Wednesday, October 1, 2014

An Overflow of Gazing at the Unseen

As I've been working on our McLuhan project, I've been able to dive deeper into some of the concepts introduced into McLuhan's work and I think they're particularly appropriate when considering Nick "A Companion to Digital Literary Studies" and his ideas regarding the role of interactive fiction as a conceptual way to better understand Oulipo's theory of potential literature.

I hope this doesn't confuse anyone, because my goal here is to incorporate more traditional literary ideas with newer ones in order to facilitate understanding because that's what helped me comprehend some of the more complex theories.

First, McLuhan defines the exchange between reader and author, saying, "Mechanical multiples of the same texts created a public -- a reading public" (McLuhan 122).
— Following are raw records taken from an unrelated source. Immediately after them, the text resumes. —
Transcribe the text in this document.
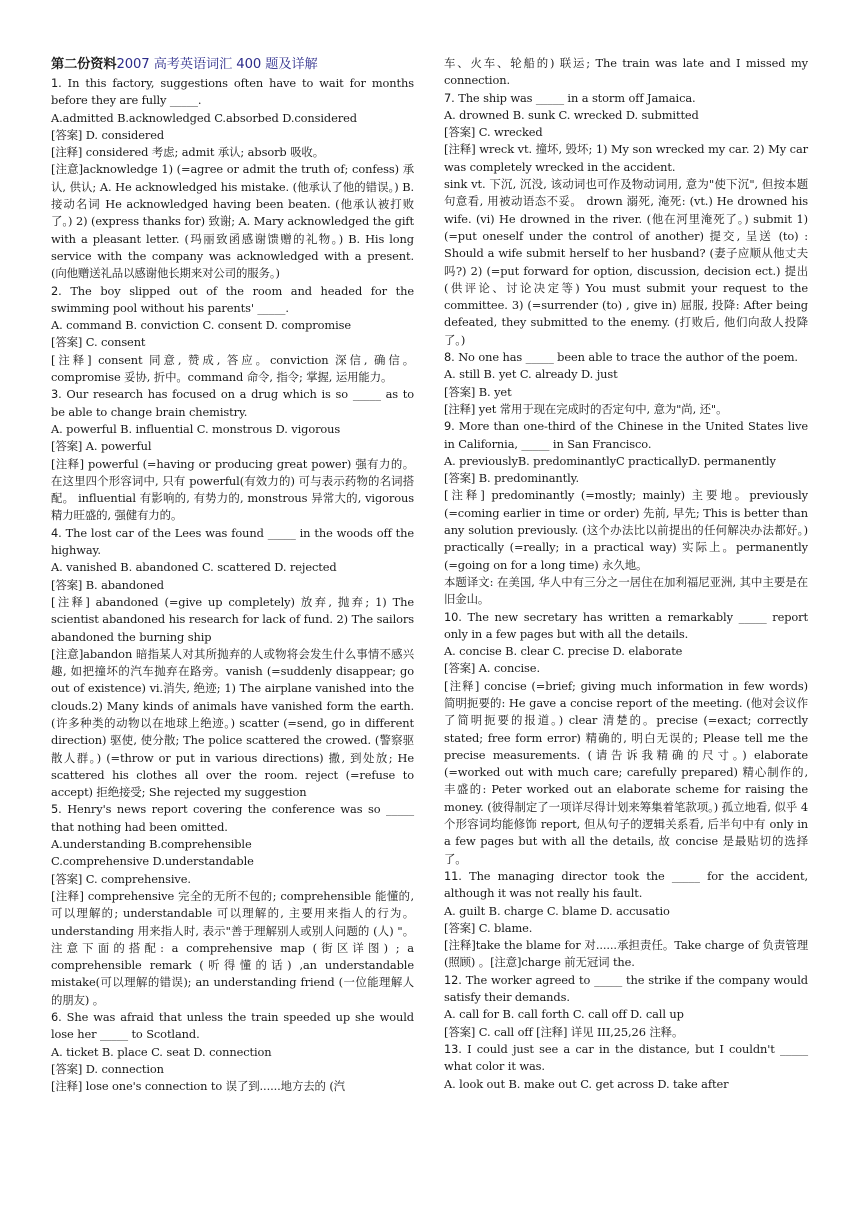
第二份资料2007 高考英语词汇 400 题及详解

1. In this factory, suggestions often have to wait for months before they are fully _____.

A.admitted B.acknowledged C.absorbed D.considered

[答案] D. considered

[注释] considered 考虑; admit 承认; absorb 吸收。

[注意]acknowledge 1) (=agree or admit the truth of; confess) 承认, 供认; A. He acknowledged his mistake. (他承认了他的错误。) B. 接动名词 He acknowledged having been beaten. (他承认被打败了。) 2) (express thanks for) 致谢; A. Mary acknowledged the gift with a pleasant letter. (玛丽致函感谢馈赠的礼物。) B. His long service with the company was acknowledged with a present. (向他赠送礼品以感谢他长期来对公司的服务。)

2. The boy slipped out of the room and headed for the swimming pool without his parents' _____.

A. command B. conviction C. consent D. compromise

[答案] C. consent

[注释] consent 同意, 赞成, 答应。conviction 深信, 确信。compromise 妥协, 折中。command 命令, 指令; 掌握, 运用能力。

3. Our research has focused on a drug which is so _____ as to be able to change brain chemistry.

A. powerful B. influential C. monstrous D. vigorous

[答案] A. powerful

[注释] powerful (=having or producing great power) 强有力的。在这里四个形容词中, 只有 powerful(有效力的) 可与表示药物的名词搭配。 influential 有影响的, 有势力的, monstrous 异常大的, vigorous 精力旺盛的, 强健有力的。

4. The lost car of the Lees was found _____ in the woods off the highway.

A. vanished B. abandoned C. scattered D. rejected

[答案] B. abandoned

[注释] abandoned (=give up completely) 放弃, 抛弃; 1) The scientist abandoned his research for lack of fund. 2) The sailors abandoned the burning ship

[注意]abandon 暗指某人对其所抛弃的人或物将会发生什么事情不感兴趣, 如把撞坏的汽车抛弃在路旁。vanish (=suddenly disappear; go out of existence) vi.消失, 绝迹; 1) The airplane vanished into the clouds.2) Many kinds of animals have vanished form the earth. (许多种类的动物以在地球上绝迹。) scatter (=send, go in different direction) 驱使, 使分散; The police scattered the crowed. (警察驱散人群。) (=throw or put in various directions) 撒, 到处放; He scattered his clothes all over the room. reject (=refuse to accept) 拒绝接受; She rejected my suggestion

5. Henry's news report covering the conference was so _____ that nothing had been omitted.

A.understanding B.comprehensible

C.comprehensive D.understandable

[答案] C. comprehensive.

[注释] comprehensive 完全的无所不包的; comprehensible 能懂的, 可以理解的; understandable 可以理解的, 主要用来指人的行为。understanding 用来指人时, 表示"善于理解别人或别人问题的 (人) "。注意下面的搭配: a comprehensive map (街区详图) ; a comprehensible remark (听得懂的话) ,an understandable mistake(可以理解的错误); an understanding friend (一位能理解人的朋友) 。

6. She was afraid that unless the train speeded up she would lose her _____ to Scotland.

A. ticket B. place C. seat D. connection

[答案] D. connection

[注释] lose one's connection to 误了到......地方去的 (汽

车、火车、轮船的) 联运; The train was late and I missed my connection.

7. The ship was _____ in a storm off Jamaica.

A. drowned B. sunk C. wrecked D. submitted

[答案] C. wrecked

[注释] wreck vt. 撞坏, 毁坏; 1) My son wrecked my car. 2) My car was completely wrecked in the accident.

sink vt. 下沉, 沉没, 该动词也可作及物动词用, 意为"使下沉", 但按本题句意看, 用被动语态不妥。 drown 溺死, 淹死: (vt.) He drowned his wife. (vi) He drowned in the river. (他在河里淹死了。) submit 1) (=put oneself under the control of another) 提交, 呈送 (to) : Should a wife submit herself to her husband? (妻子应顺从他丈夫吗?) 2) (=put forward for option, discussion, decision ect.) 提出 (供评论、讨论决定等) You must submit your request to the committee. 3) (=surrender (to) , give in) 屈服, 投降: After being defeated, they submitted to the enemy. (打败后, 他们向敌人投降了。)

8. No one has _____ been able to trace the author of the poem.

A. still B. yet C. already D. just

[答案] B. yet

[注释] yet 常用于现在完成时的否定句中, 意为"尚, 还"。

9. More than one-third of the Chinese in the United States live in California, _____ in San Francisco.

A. previouslyB. predominantlyC practicallyD. permanently

[答案] B. predominantly.

[注释] predominantly (=mostly; mainly) 主要地。previously (=coming earlier in time or order) 先前, 早先; This is better than any solution previously. (这个办法比以前提出的任何解决办法都好。) practically (=really; in a practical way) 实际上。permanently (=going on for a long time) 永久地。

本题译文: 在美国, 华人中有三分之一居住在加利福尼亚洲, 其中主要是在旧金山。

10. The new secretary has written a remarkably _____ report only in a few pages but with all the details.

A. concise B. clear C. precise D. elaborate

[答案] A. concise.

[注释] concise (=brief; giving much information in few words) 简明扼要的: He gave a concise report of the meeting. (他对会议作了简明扼要的报道。) clear 清楚的。precise (=exact; correctly stated; free form error) 精确的, 明白无误的; Please tell me the precise measurements. (请告诉我精确的尺寸。) elaborate (=worked out with much care; carefully prepared) 精心制作的, 丰盛的: Peter worked out an elaborate scheme for raising the money. (彼得制定了一项详尽得计划来筹集着笔款项。) 孤立地看, 似乎 4 个形容词均能修饰 report, 但从句子的逻辑关系看, 后半句中有 only in a few pages but with all the details, 故 concise 是最贴切的选择了。

11. The managing director took the _____ for the accident, although it was not really his fault.

A. guilt B. charge C. blame D. accusatio

[答案] C. blame.

[注释]take the blame for 对......承担责任。Take charge of 负责管理 (照顾) 。[注意]charge 前无冠词 the.

12. The worker agreed to _____ the strike if the company would satisfy their demands.

A. call for B. call forth C. call off D. call up

[答案] C. call off [注释] 详见 III,25,26 注释。

13. I could just see a car in the distance, but I couldn't _____ what color it was.

A. look out B. make out C. get across D. take after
This reading public (generally referred to as 'the reader') constantly watches and influences the way the authors write and produce their literary texts.

Now, this reminded me of a literary concept that I've been discussing in my 20th Century American Lit class called the Panopticon, which helped define the powerful impact of the gaze on the subjects of the gaze. Here is an image to help you visualize:


Here's the idea behind the image: The watchtower has a view of the prisoners twenty-four/seven, and therefore influences the way the prisoners behave because the prisoners are constantly aware that they're under the gaze of the watchtower. 
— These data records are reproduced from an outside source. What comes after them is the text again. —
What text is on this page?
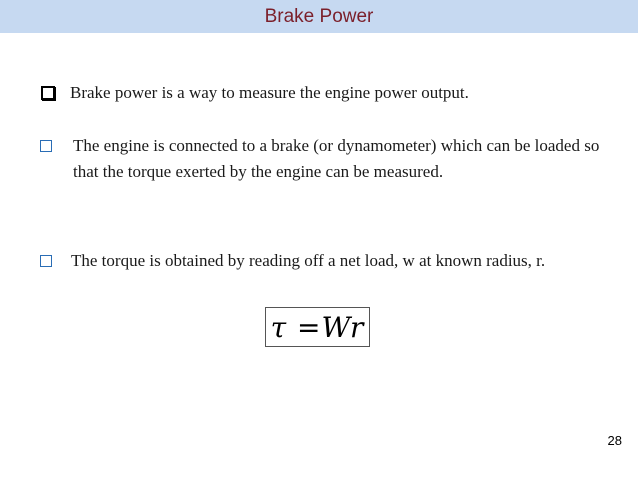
Brake Power
Brake power is a way to measure the engine power output.
The engine is connected to a brake (or dynamometer) which can be loaded so that the torque exerted by the engine can be measured.
The torque is obtained by reading off a net load, w at known radius, r.
τ =Wr
28
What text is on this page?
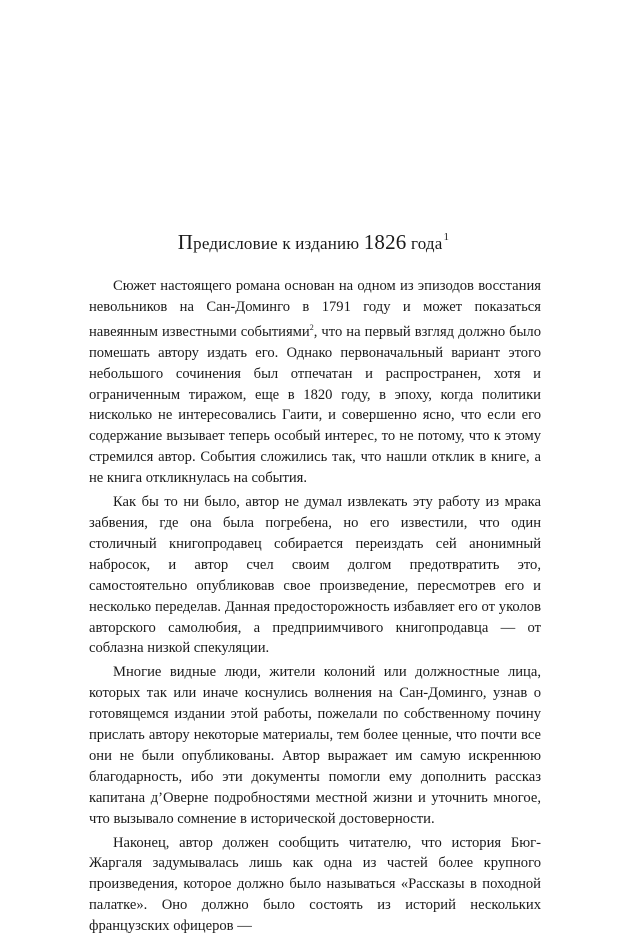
Предисловие к изданию 1826 года$^1$

Сюжет настоящего романа основан на одном из эпизодов восстания невольников на Сан-Доминго в 1791 году и может показаться навеянным известными событиями$^2$, что на первый взгляд должно было помешать автору издать его. Однако первоначальный вариант этого небольшого сочинения был отпечатан и распространен, хотя и ограниченным тиражом, еще в 1820 году, в эпоху, когда политики нисколько не интересовались Гаити, и совершенно ясно, что если его содержание вызывает теперь особый интерес, то не потому, что к этому стремился автор. События сложились так, что нашли отклик в книге, а не книга откликнулась на события.

Как бы то ни было, автор не думал извлекать эту работу из мрака забвения, где она была погребена, но его известили, что один столичный книгопродавец собирается переиздать сей анонимный набросок, и автор счел своим долгом предотвратить это, самостоятельно опубликовав свое произведение, пересмотрев его и несколько переделав. Данная предосторожность избавляет его от уколов авторского самолюбия, а предприимчивого книгопродавца — от соблазна низкой спекуляции.

Многие видные люди, жители колоний или должностные лица, которых так или иначе коснулись волнения на Сан-Доминго, узнав о готовящемся издании этой работы, пожелали по собственному почину прислать автору некоторые материалы, тем более ценные, что почти все они не были опубликованы. Автор выражает им самую искреннюю благодарность, ибо эти документы помогли ему дополнить рассказ капитана д’Оверне подробностями местной жизни и уточнить многое, что вызывало сомнение в исторической достоверности.

Наконец, автор должен сообщить читателю, что история Бюг-Жаргаля задумывалась лишь как одна из частей более крупного произведения, которое должно было называться «Рассказы в походной палатке». Оно должно было состоять из историй нескольких французских офицеров —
In this way, authors are constantly under the gaze of the reading public. However, what happens when the reading public and the authors merge? I believe this is where interactive fiction and Oulipo's theory of potential literature occur. 
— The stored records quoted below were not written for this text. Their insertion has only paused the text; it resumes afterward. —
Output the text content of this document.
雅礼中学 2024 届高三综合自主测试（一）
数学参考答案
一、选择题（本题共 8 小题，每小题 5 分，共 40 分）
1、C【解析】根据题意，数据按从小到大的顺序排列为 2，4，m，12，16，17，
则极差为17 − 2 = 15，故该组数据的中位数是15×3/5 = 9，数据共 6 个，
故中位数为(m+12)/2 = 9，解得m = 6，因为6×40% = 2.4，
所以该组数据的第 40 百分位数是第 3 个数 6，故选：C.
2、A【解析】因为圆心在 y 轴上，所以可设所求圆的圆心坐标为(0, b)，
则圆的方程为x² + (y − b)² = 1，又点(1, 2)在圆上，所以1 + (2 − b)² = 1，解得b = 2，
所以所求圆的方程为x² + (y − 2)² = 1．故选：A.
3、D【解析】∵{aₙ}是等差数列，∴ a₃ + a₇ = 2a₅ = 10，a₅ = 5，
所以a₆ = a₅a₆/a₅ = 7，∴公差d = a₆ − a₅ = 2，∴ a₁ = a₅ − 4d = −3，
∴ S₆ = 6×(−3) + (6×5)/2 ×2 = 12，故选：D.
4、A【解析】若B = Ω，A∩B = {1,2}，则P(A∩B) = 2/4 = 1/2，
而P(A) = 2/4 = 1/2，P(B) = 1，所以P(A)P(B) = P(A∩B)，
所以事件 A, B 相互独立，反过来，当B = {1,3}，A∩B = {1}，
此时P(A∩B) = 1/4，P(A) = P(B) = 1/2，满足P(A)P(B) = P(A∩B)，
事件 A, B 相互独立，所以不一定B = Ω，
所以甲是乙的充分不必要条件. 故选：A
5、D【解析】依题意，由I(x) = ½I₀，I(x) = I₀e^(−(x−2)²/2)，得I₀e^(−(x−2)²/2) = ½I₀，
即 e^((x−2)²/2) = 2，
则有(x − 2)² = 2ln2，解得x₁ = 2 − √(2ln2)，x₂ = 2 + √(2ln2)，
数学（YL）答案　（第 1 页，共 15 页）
Monfort talks about the role of the author (or the interactor) in interactive fiction, saying, "The interactor could have typed something different and gone into a different area at first... Bronze [the interactive story referenced in the article] provides a specific set of possibilities, however, not every imaginable text..." (Monfort). 

The interactor has become both audience and author, because he or she is able to control the direction of the story to his or her own satisfaction. Oulipo's concept of potential fiction takes that and sets in on an unlimited stage by incorporating the digital components. Stephen Ramsay says in An Algorithmic Criticism, "The computer revolutionizes, not because it proposes an alternative...but because it reimagines that procedure at new scales, with new speeds, and among new sets of conditions" (Ramsay 31). 

Monfort's description of the relationship between human and computers in interaction fiction says, "If interactive fiction were simply a riff on the command-line way of interacting computers, it would be of little interest. But it has been more than that for decades, providing a fascinating structure for narrative human-computer conversation, bringing simulation and narration together in novel ways" (Monfort). 

I believe that this human-computer interaction is reflective of the shift from a drastic separation between reading public and authors into a reading public that are simultaneously authors. 

Works Cited:

McLuhan, Marshall, Quentin Fiore, and Jerome Agel. The Medium is the Massage. New York: Bantam, 1967. Print. 

Montfort, Nick. "Riddle Machines: The History and Nature of Interactive Fiction." A Companion to Digital Literary Studies. N.P., 2008. Web. 01 Oct. 2014. 

Ramsay, Stephen. Reading Machines: Toward an Algorithmic Criticism. Urbana: U of Illinois, 2011. Print.